The gambler blurted: “What’s happening to you, kid?”
“I’ve been making a lot of good resolutions, Mr. Hurley, about keeping out of trouble; but here I am in it up to the neck.”
“No trouble as long as you keep your hand out of another man’s game, kid.”
“That’s it. I can’t see you rob Mr. Cochrane like this. You aren’t gambling—you’re digging gold. The game stops now.”
It was a moment before the crowd realized what was about to happen; they saw it reflected first in the face of Hurley, which suddenly went taut and pale, and then, even as they looked with a smile of curiosity and derision toward Pierre le Rouge, they saw and understood.
For the moment Pierre said, “The game stops now,” the calm which had been with him was gone. It was like the scent of blood to the starved wolf. The last word was scarcely off his tongue when he was crouched with a devil of green fury in his eyes—the light struck his hair into a wave of flame—his face altered by a dozen ugly years.

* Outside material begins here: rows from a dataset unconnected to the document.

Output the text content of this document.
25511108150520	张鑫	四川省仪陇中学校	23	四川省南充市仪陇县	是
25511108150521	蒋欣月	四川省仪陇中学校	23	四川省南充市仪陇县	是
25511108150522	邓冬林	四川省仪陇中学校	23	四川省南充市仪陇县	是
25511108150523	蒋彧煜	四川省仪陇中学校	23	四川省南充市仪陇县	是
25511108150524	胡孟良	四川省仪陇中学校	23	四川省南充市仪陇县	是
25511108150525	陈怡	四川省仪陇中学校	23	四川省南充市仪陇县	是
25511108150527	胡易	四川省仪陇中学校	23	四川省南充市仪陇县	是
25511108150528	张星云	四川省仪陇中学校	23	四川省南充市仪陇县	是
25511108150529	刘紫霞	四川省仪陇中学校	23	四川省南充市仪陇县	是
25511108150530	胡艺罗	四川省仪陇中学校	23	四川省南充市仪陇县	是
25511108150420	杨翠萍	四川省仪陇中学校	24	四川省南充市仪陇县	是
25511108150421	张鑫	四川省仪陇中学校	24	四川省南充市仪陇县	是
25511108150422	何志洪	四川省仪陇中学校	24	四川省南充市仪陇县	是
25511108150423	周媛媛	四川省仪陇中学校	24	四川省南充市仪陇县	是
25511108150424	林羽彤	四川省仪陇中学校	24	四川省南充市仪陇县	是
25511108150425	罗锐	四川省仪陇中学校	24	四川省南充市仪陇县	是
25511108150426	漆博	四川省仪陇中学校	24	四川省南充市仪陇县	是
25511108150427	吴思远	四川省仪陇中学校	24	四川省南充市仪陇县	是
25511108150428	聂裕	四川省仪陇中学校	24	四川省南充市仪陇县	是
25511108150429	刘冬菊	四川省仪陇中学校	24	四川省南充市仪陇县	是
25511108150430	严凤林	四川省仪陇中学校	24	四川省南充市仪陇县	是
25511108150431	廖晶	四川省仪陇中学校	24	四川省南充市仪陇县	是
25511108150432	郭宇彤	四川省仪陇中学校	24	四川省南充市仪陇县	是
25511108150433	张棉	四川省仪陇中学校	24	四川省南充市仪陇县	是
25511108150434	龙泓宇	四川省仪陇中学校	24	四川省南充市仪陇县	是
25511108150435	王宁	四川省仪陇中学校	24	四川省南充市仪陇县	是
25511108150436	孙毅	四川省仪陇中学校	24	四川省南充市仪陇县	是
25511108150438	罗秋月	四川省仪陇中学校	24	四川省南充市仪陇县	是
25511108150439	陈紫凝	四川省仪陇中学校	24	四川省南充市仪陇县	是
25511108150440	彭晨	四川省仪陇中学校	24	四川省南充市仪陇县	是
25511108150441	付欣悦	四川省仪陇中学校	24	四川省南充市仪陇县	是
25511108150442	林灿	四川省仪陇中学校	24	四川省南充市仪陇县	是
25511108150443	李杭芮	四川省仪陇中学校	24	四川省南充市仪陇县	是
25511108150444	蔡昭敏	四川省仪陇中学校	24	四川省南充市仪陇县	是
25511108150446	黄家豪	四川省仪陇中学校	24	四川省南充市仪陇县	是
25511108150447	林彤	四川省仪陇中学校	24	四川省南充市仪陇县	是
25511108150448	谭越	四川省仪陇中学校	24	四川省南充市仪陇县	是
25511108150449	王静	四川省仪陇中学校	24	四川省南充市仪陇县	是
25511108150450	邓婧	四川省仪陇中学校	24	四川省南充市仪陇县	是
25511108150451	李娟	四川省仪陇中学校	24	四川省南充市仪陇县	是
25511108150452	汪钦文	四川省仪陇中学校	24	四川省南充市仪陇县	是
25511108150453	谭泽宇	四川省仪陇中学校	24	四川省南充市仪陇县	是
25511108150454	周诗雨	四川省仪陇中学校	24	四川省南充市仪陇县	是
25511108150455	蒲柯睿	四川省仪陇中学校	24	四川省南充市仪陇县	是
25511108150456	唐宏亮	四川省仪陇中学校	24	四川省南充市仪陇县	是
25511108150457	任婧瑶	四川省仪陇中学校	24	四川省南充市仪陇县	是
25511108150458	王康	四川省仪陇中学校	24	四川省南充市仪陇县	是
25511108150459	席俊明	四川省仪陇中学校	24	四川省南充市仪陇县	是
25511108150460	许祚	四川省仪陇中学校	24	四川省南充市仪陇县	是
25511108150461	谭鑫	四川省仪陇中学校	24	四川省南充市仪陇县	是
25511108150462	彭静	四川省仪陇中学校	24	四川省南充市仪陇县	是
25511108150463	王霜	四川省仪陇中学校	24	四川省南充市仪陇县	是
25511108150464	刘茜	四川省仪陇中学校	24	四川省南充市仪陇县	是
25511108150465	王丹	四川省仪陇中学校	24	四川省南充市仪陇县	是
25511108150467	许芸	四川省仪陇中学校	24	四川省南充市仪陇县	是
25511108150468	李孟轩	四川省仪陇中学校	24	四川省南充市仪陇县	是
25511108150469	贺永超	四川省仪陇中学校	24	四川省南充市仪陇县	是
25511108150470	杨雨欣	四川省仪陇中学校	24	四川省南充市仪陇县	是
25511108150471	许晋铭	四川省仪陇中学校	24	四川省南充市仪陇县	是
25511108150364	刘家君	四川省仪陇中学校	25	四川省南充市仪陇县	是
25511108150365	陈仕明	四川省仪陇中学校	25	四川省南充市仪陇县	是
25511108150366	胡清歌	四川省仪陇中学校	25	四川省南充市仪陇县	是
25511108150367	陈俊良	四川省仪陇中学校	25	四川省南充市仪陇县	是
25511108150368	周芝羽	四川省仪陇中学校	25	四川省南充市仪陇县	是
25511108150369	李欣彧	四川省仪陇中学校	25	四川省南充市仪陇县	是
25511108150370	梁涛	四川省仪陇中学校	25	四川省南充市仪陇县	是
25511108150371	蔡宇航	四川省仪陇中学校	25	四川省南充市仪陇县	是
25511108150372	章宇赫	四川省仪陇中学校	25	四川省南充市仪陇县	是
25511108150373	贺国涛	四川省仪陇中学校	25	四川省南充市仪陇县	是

“D’you mean?” whispered Hurley, as if he feared to break the silence with his full voice.
“Get out of the room.”
And the impulse of Hurley, plainly enough, was to obey the order, and go anywhere to escape from that relentless stare. His glance wavered and flashed around the circle and then back to Red Pierre, for the expectancy and the alertness of all the crowd forced him back.
When the leader of the pack springs and fails to kill, the rest of the pack tear him to pieces. Remembering this, Mac Hurley forced his glance back to Pierre. Moreover, there was a soft voice from behind, and he remembered Diaz.
All this had taken place in the length of time that it takes a heavy body to totter on the brink of a precipice or a cat to regain its feet after a fall. After the voice of Diaz there was a sway through the room, a pulse of silence, and then three hands shot for their hips—Pierre, Diaz, and Hurley.